Fidias estaba atónito. Aunque llevaba ya algunos días de regreso en la polis, al igual que todos en Atenas, no acababa, a su corta edad, de procesar lo ocurrido. Su cuerpo, de pronto, no resistió y el joven simplemente se dejó caer de rodillas y comenzó a llorar, a llorar en verdad. Los tres escultores acudieron a él para levantarlo y reconfortarlo; Diopentes trajo de un mueblecito escondido, el cual había, agraciadamente, quedado intacto y sacó una garrafa y cuatro kylix pequeños en los que vertió un poderoso vino añejo, de fuerte sabor, del que todos, exhaustos, bebieron. Fidias tuvo una revelación: supo de golpe que no solo sería escultor, sino que, además, estaba en casa.
Estaban los cuatro tomando su vino cuando se escucharon gritos desde la calle: ¡Critio! ¡Mesiones! ¡Diopentes! ¡Salgan! ¡Traigo de nuestras piezas pedazos!
Anónimo, Efebo rubio, ca. 490-480 a. C., estilo postclásico, alto 25 cm, profundidad 22.8 cm.
En el acto se levantaron y muy aprisa salieron a la calle. Era Benor, escultor, asimismo, que sobre un carruaje casi deshecho hubo logrado de los escombros de un templo cercano sacar, con la ayuda de varios vecinos, la cabeza del Efebo rubio, de Diopentes y el cuerpo sin cabeza de una Atenea de su autoría, que no era más una coré, sino un contra posto, posición escultórica revolucionaria para su tiempo, ya que un pie se encontraba más adelante que el otro, simulando dar un paso.

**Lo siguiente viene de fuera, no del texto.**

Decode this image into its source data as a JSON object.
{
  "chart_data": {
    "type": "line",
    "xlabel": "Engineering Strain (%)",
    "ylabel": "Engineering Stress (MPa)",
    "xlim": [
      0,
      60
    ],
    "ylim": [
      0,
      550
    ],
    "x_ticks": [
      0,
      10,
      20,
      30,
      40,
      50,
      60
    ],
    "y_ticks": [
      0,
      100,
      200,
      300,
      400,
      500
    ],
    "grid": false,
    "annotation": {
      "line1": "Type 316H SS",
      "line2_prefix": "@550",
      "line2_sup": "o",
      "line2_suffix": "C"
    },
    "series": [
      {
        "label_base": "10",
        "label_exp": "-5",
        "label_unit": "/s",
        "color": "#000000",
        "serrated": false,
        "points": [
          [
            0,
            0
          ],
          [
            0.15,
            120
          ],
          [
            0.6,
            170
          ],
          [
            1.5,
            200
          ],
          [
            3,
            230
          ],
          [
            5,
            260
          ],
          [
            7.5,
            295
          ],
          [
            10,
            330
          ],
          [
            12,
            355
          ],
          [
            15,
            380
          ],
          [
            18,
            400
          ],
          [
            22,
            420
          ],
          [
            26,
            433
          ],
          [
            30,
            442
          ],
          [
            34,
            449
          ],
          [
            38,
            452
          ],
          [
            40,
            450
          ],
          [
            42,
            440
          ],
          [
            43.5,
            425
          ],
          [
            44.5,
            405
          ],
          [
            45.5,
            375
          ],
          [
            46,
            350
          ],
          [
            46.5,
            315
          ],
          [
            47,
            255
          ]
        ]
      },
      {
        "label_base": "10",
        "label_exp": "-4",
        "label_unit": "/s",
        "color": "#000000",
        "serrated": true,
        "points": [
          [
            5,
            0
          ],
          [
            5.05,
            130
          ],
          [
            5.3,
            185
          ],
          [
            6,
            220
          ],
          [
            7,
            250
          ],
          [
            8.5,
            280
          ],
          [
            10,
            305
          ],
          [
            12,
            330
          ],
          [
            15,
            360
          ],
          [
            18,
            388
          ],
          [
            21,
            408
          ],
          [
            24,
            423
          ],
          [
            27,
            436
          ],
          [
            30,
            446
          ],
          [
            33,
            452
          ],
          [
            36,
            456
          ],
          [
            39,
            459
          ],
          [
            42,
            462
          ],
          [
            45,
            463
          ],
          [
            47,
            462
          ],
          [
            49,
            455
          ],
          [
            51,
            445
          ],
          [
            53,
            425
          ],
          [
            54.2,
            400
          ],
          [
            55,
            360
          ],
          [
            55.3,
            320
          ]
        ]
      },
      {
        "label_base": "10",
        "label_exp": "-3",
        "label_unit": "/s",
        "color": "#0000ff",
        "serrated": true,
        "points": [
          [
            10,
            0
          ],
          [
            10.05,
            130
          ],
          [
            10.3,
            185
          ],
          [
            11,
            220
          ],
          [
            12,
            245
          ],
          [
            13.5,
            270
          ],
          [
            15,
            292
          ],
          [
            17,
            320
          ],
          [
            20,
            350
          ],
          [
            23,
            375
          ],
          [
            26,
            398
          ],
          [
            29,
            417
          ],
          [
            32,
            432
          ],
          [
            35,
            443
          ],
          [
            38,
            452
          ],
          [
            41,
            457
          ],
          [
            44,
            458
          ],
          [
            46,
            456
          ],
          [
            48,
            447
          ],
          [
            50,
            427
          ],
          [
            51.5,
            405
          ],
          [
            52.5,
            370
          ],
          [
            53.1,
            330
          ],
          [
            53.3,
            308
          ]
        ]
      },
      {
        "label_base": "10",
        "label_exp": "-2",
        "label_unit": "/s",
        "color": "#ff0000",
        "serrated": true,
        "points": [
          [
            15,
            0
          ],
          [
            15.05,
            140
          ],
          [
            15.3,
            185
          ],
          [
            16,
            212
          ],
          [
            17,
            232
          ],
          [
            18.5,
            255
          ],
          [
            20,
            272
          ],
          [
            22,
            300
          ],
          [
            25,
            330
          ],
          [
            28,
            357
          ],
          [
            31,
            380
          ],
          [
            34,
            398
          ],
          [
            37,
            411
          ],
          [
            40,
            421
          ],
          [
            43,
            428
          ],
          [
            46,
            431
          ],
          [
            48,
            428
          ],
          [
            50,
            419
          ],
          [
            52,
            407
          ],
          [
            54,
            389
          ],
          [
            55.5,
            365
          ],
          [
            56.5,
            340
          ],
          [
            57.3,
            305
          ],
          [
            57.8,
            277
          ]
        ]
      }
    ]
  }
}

Al salir los cuatro del taller se vieron a sí mismos reflejados en el grupo de vecinos que, a falta de animales para tirar el carruaje, ya que la mayoría de éstos se encontraban varados aún en Salamina, lo tiraron ellos mismos; se veían harapientos, hambrientos, hartos.
—Muchas gracias, hombres libres. Muchas gracias, vecinos de Atenas—, dijo Mesiones, dirigiéndose a ellos, apurando a sacar y repartirles algunas monedas, avergonzado ante aquel pago ridículo, pues les habría sabido mejor un poco de agua; pero ni eso había.
—Gracias, gracias— dijeron los hombres, esfumándose entre los escombros y paredes amancilladas, cual humo, cual fantasmas, quedando los ahora cinco, y solo los cinco, alrededor del carruaje, sin emitir sonido. Ahí se quedaron un rato, parados, con la mirada fija sobre las piezas. Caía la tarde. Se iba la luz del día, la luz del sombrío día en el que Fidias decidió ser escultor.